The International Super Computing 2025 conference is going on this week in Hamburg, Germany and is celebrating its 40th anniversary. It is also the 65th compilation of the Top 500 supercomputer rankings, which was started way back in 1993, which certifies the peak theoretical performance and sustained performance of each machine ranked on the High Performance Linpack (HPL) parallel processing benchmark test.
Over the decades, when the Top 500 list came out each June with ISC in Germany and each November with the SuperComputing (SC) conference in the United States, we did exactly what you did: We looked for the new machines on the list and tried to see how each new machine and its architecture stacked up to its rivals and alternatives.
We have complained ad nauseum about how this twice-a-year list does not actually rank the top five hundred supercomputers in the world, and has not for a long time, but merely ranks the highest performing machines that submitted certified HPL performance metrics.

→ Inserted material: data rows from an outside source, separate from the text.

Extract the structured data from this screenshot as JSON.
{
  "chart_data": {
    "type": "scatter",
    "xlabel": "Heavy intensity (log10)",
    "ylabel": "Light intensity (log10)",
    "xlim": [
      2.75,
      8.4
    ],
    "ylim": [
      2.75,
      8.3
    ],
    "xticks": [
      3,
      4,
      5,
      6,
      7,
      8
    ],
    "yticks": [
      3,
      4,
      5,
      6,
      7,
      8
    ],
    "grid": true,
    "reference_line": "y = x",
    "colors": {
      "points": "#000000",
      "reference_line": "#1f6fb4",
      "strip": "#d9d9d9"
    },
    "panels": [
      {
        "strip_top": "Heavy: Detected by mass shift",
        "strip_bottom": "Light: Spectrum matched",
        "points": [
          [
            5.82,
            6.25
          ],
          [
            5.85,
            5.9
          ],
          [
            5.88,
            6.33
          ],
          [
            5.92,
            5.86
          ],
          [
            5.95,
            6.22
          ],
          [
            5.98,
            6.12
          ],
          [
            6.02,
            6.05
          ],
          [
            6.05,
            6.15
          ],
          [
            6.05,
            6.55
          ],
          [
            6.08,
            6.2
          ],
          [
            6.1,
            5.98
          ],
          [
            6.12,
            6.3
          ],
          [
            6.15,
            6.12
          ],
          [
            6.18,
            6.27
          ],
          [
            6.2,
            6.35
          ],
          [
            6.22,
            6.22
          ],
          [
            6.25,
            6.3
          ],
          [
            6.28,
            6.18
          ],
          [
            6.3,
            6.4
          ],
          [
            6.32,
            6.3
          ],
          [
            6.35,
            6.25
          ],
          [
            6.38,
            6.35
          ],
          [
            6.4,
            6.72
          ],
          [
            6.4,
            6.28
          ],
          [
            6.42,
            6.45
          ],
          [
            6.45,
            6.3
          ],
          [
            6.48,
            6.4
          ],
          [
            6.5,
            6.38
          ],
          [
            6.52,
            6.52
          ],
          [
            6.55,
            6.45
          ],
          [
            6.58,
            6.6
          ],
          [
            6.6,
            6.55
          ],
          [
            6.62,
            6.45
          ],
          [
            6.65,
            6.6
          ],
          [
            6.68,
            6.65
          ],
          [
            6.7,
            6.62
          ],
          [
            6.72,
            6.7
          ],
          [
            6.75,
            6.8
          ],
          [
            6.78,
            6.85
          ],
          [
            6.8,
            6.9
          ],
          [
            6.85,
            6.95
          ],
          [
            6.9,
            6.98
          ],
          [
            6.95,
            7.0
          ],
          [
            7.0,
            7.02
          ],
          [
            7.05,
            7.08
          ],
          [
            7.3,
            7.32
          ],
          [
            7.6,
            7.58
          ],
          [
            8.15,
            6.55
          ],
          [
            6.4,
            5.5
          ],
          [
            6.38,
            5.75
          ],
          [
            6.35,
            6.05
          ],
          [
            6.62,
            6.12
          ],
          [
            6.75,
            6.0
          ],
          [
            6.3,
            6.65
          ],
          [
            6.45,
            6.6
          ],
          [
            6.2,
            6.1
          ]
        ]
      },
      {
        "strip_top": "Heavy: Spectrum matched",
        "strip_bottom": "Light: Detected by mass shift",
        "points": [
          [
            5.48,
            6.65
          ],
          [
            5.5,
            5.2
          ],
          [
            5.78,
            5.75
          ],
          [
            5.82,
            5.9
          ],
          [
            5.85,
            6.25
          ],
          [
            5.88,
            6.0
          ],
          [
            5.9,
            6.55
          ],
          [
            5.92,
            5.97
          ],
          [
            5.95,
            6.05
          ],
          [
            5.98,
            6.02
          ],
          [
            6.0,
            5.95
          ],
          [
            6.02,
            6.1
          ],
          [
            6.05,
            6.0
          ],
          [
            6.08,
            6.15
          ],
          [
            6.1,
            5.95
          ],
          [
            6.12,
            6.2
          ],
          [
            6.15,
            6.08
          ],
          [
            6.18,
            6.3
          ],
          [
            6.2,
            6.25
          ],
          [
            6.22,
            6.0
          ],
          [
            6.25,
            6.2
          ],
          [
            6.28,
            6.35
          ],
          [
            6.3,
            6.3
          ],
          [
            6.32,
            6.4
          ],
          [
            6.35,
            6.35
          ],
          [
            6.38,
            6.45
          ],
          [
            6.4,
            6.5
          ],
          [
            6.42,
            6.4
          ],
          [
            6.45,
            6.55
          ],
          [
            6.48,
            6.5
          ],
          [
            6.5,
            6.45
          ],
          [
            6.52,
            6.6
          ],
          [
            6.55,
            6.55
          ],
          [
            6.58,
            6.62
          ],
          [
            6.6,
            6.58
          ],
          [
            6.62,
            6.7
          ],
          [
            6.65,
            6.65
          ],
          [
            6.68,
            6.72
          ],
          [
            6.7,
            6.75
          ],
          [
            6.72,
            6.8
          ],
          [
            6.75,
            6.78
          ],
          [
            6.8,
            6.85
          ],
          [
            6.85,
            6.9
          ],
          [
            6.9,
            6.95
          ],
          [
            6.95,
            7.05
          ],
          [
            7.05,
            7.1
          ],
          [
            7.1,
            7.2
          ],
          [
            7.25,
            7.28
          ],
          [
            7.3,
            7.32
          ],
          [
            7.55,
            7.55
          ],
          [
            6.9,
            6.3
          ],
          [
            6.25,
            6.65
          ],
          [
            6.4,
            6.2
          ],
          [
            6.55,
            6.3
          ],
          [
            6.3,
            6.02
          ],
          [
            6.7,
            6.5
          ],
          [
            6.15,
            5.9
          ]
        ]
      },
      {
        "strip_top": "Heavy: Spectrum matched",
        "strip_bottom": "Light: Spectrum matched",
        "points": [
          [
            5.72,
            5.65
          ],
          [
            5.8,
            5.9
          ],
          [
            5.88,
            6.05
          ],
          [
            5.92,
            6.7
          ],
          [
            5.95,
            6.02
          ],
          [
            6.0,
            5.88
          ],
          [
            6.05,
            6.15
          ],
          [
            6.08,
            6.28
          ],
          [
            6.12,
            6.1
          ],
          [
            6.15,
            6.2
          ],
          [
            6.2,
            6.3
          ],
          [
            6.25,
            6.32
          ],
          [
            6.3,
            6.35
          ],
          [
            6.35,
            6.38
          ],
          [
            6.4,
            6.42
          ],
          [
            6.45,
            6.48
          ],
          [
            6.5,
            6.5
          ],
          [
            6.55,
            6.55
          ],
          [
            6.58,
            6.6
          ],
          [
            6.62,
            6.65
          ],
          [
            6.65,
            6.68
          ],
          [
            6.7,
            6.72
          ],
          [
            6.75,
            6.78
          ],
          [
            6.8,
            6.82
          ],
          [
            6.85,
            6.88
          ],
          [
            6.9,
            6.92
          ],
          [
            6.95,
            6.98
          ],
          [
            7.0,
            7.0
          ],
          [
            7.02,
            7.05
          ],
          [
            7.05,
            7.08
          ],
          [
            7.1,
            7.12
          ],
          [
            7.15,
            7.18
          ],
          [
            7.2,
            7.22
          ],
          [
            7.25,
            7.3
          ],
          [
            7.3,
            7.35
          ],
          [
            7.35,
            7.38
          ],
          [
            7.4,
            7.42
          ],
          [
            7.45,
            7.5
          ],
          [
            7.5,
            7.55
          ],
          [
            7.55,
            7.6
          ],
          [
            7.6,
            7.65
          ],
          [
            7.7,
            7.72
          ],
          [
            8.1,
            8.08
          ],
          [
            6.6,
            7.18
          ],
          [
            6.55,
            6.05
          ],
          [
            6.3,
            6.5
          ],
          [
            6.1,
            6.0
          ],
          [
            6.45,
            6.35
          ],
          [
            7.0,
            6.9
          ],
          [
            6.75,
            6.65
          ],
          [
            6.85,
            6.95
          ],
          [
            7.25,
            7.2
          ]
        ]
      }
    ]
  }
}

Supercomputers used to be synonymous with the upper echelons of “high performance” or “technical” computing, and the list started out being pretty faithful as a proxy for systems running HPC simulation and modeling workloads as their day jobs. But over time, telecom, service provider, and cloud vendors have – for nationalistic reasons – submitted results on the HPL test for on systems that do not do HPC as their day jobs.
Moreover, there are plenty of military and research lab supercomputers that do not make the list, and the Chinese government has not submitted results for its capability-class supercomputers for several years. We have big HPC machines that are not on the list and smaller commercial clusters that are carved up and treated like they are HPC machines when they are not. This all obviously skews the list and distorts the HPC reality.
So, starting with the June 2024 Top500 rankings, we decided that the best way to use the list was to look at general trends and then carve out new machines that were added since the previous list. This is kind of an architectural compare and contrast as well as a kind of buyer’s guide. Which is what benchmarks are really all about anyway once you strip away the politics and nationalism and healthy competition between HPC centers and countries.
On the June 2025 Top 500 supercomputer list, which you can see here, the only new machine in the top ten systems is the “Jupiter” booster system at Jülich Supercomputing Centre in Germany, created under the auspices of the EuroHPC exascale effort and built by Eviden (formerly known as Atos/Bull). The booster part of the Jupiter system is a partition that has most of its 64-bit floating point performance located in GPU accelerators, in this case “Hopper” H200 GPU compute engines from Nvidia, and it is also the largest and most expensive part of the Jupiter machine, which will have other kinds of nodes as well, including Arm server CPUs clustered together old-school style as well as neuromorphic, quantum, and visualization modules.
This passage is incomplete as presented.